London-based Zoo Qoo launched in August this year as a creative showcase to promote talented game designers, photographers writers, musicians and the rest of the creative community. With a small staff of two full-timers and four part-timers and his own cash, Rich Wilson wants to help promote the creative industries but also spot some stars - and make commission on their work.
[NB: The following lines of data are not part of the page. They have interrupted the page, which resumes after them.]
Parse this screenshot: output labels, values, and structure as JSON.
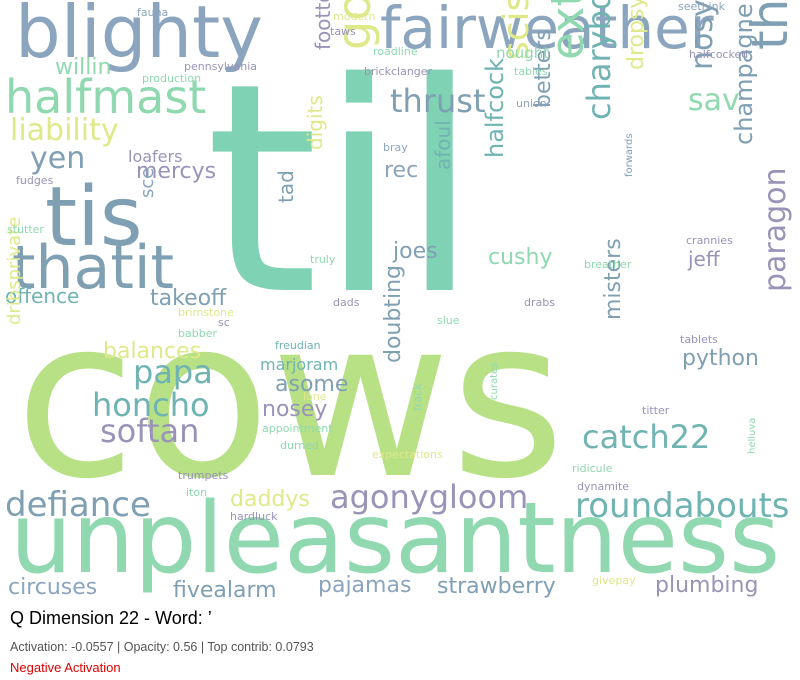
{
  "caption": {
    "title": "Q Dimension 22 - Word: ’",
    "stats": "Activation: -0.0557 | Opacity: 0.56 | Top contrib: 0.0793",
    "status": "Negative Activation",
    "status_color": "#dd0000"
  },
  "palette": {
    "lime": "#b8e186",
    "teal": "#7fd3b4",
    "mint": "#8fd8b0",
    "steel": "#8ba5be",
    "slate": "#7f9fb3",
    "purple": "#9a93b8",
    "yellow": "#dfe98a",
    "sea": "#6fb3b2"
  },
  "words": [
    {
      "text": "til",
      "c": "teal"
    },
    {
      "text": "cows",
      "c": "lime"
    },
    {
      "text": "unpleasantness",
      "c": "mint"
    },
    {
      "text": "tis",
      "c": "slate"
    },
    {
      "text": "blighty",
      "c": "steel"
    },
    {
      "text": "fairweather",
      "c": "steel"
    },
    {
      "text": "thatit",
      "c": "slate"
    },
    {
      "text": "halfmast",
      "c": "mint"
    },
    {
      "text": "thickens",
      "c": "slate"
    },
    {
      "text": "goliath",
      "c": "yellow"
    },
    {
      "text": "extreme",
      "c": "mint"
    },
    {
      "text": "roundabouts",
      "c": "sea"
    },
    {
      "text": "agonygloom",
      "c": "purple"
    },
    {
      "text": "defiance",
      "c": "slate"
    },
    {
      "text": "catch22",
      "c": "sea"
    },
    {
      "text": "paragon",
      "c": "purple"
    },
    {
      "text": "scissors",
      "c": "yellow"
    },
    {
      "text": "charybdis",
      "c": "sea"
    },
    {
      "text": "thrust",
      "c": "slate"
    },
    {
      "text": "liability",
      "c": "yellow"
    },
    {
      "text": "honcho",
      "c": "sea"
    },
    {
      "text": "softan",
      "c": "purple"
    },
    {
      "text": "papa",
      "c": "sea"
    },
    {
      "text": "nosy",
      "c": "slate"
    },
    {
      "text": "yen",
      "c": "slate"
    },
    {
      "text": "champagne",
      "c": "slate"
    },
    {
      "text": "sav",
      "c": "mint"
    },
    {
      "text": "dropsy",
      "c": "yellow"
    },
    {
      "text": "halfcock",
      "c": "sea"
    },
    {
      "text": "strawberry",
      "c": "slate"
    },
    {
      "text": "fivealarm",
      "c": "slate"
    },
    {
      "text": "pajamas",
      "c": "steel"
    },
    {
      "text": "circuses",
      "c": "steel"
    },
    {
      "text": "plumbing",
      "c": "purple"
    },
    {
      "text": "takeoff",
      "c": "slate"
    },
    {
      "text": "offence",
      "c": "sea"
    },
    {
      "text": "joes",
      "c": "slate"
    },
    {
      "text": "cushy",
      "c": "mint"
    },
    {
      "text": "python",
      "c": "slate"
    },
    {
      "text": "balances",
      "c": "yellow"
    },
    {
      "text": "asome",
      "c": "slate"
    },
    {
      "text": "nosey",
      "c": "purple"
    },
    {
      "text": "daddys",
      "c": "yellow"
    },
    {
      "text": "mercys",
      "c": "purple"
    },
    {
      "text": "willin",
      "c": "mint"
    },
    {
      "text": "misters",
      "c": "slate"
    },
    {
      "text": "doubting",
      "c": "slate"
    },
    {
      "text": "betters",
      "c": "slate"
    },
    {
      "text": "afoul",
      "c": "sea"
    },
    {
      "text": "digits",
      "c": "yellow"
    },
    {
      "text": "tad",
      "c": "slate"
    },
    {
      "text": "foottoe",
      "c": "purple"
    },
    {
      "text": "dribsprivate",
      "c": "yellow"
    },
    {
      "text": "jeff",
      "c": "purple"
    },
    {
      "text": "loafers",
      "c": "purple"
    },
    {
      "text": "marjoram",
      "c": "sea"
    },
    {
      "text": "rec",
      "c": "steel"
    },
    {
      "text": "sce",
      "c": "steel"
    },
    {
      "text": "nought",
      "c": "mint"
    },
    {
      "text": "fauna",
      "c": "steel"
    },
    {
      "text": "modern",
      "c": "yellow"
    },
    {
      "text": "seethink",
      "c": "steel"
    },
    {
      "text": "taws",
      "c": "purple"
    },
    {
      "text": "roadline",
      "c": "mint"
    },
    {
      "text": "halfcocked",
      "c": "purple"
    },
    {
      "text": "pennsylvania",
      "c": "purple"
    },
    {
      "text": "production",
      "c": "mint"
    },
    {
      "text": "brickclanger",
      "c": "purple"
    },
    {
      "text": "tables",
      "c": "mint"
    },
    {
      "text": "union",
      "c": "steel"
    },
    {
      "text": "bray",
      "c": "steel"
    },
    {
      "text": "fudges",
      "c": "purple"
    },
    {
      "text": "stutter",
      "c": "mint"
    },
    {
      "text": "forwards",
      "c": "slate"
    },
    {
      "text": "crannies",
      "c": "purple"
    },
    {
      "text": "truly",
      "c": "mint"
    },
    {
      "text": "breather",
      "c": "mint"
    },
    {
      "text": "brimstone",
      "c": "yellow"
    },
    {
      "text": "dads",
      "c": "purple"
    },
    {
      "text": "drabs",
      "c": "purple"
    },
    {
      "text": "babber",
      "c": "mint"
    },
    {
      "text": "sc",
      "c": "purple"
    },
    {
      "text": "slue",
      "c": "mint"
    },
    {
      "text": "tablets",
      "c": "purple"
    },
    {
      "text": "freudian",
      "c": "sea"
    },
    {
      "text": "lone",
      "c": "yellow"
    },
    {
      "text": "appointment",
      "c": "mint"
    },
    {
      "text": "durned",
      "c": "mint"
    },
    {
      "text": "curates",
      "c": "mint"
    },
    {
      "text": "titter",
      "c": "purple"
    },
    {
      "text": "frack",
      "c": "mint"
    },
    {
      "text": "expectations",
      "c": "yellow"
    },
    {
      "text": "ridicule",
      "c": "mint"
    },
    {
      "text": "helluva",
      "c": "mint"
    },
    {
      "text": "trumpets",
      "c": "purple"
    },
    {
      "text": "dynamite",
      "c": "purple"
    },
    {
      "text": "iton",
      "c": "mint"
    },
    {
      "text": "hardluck",
      "c": "purple"
    },
    {
      "text": "givepay",
      "c": "yellow"
    }
  ]
}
Wilson explains how it works.


ZooQoo founder Rich Wilson

• Explain your business to my Mum.
"Zoo Qoo is an online talent showcase and creative publishing network. The site allows users to publish their work through one of twelve creative categories ranging from music to photography, fashion to architecture, art to games. Users can either publish their work for free or sell it through our digital marketplace. They can then link to other artists, rate and review work by others or just look at content on the site. The strong underlying theme is quality over quantity; we ensure this high standard of content by asking the Zoo Qoo Council to vet all work pre-publication."

• How does that work?
"The Zoo Qoo Council, currently made up of over 150 site aficionados all dedicated to the creative cause, must give entries at least five "yes" votes but no more than two "no" votes before publication. Going in front of the council is basically make or break point for the artist's entry and a watertight way of ensuring quality is maintained throughout the site. Anything we genuinely take a shine to will be passed around our growing list of industry insiders and talent scouts. The ultimate aim is to put high quality grassroots talent onto a global platform; we've had some success to date but are still waiting for that first 'golden' signing."

• How do you make money?
"A combination of premium ad inventory, sponsorship deals, account upgrades, commission from the digital marketplace and merchandise."

• Any weird business experiences so far?
"How much time you got?"

• What's your background?
"I studied architectural engineering at Leeds but having worked for Ove Arup for six months, I began to realise that the construction industry in the UK was more about arbitration and mediation than the realisation of people's dreams. I travelled the world working in a rodeo, a circus sideshow, a mayonnaise factory; I worked as a rabbit-hutch maker, a gardener, a painter- and then came home to establish my own jewellery design business and write a book on Zoo Qoo."

• Are we in the middle of a new dot com bubble?
"I'd say we're towards the end of the bubble. All of the big acquisitions made over the past two years have, by now, proved that the investments simply weren't worth the money."

• How many users do you have now, and what's your target within 12 months?
"100,000 per month at present – our target is 1,000,000 per month in 12 months time."

• Which tech businesses or web thinkers are the ones to watch?
"Obviously the big players like Facebook and MySpace. I'm intrigued to see if Google can successfully monetise YouTube too – they still have a large mountain to climb there. I'm looking forward to seeing where Tim Berners-Lee's new semantic web goes and over in Japan they're developing a new "secure" web – I'll be following that one with interest."

• Name your closest competitors.
"LuLu, MySpace, eSnips , Deviant Art, Flickr – they're all linked in some way but maybe not direct competition. The way I see it as a promoter of the arts is that we should all ultimately be trying to help each other achieve success – try telling that to someone like Mr Murdoch though."

• Where do you want the company to be in five years?
"A top 100 global website."

ZooQoo.com

• Is there really a strong enough long-term business in this kind of showcase?

• Doesn't Zoo Qoo need to be more clearly defined for a specific community, rather than trying to appeal to all the creative arts?

• And shouldn't this kind of showcase and talent spotting tool be run by a university, government skills agency a major digital media player?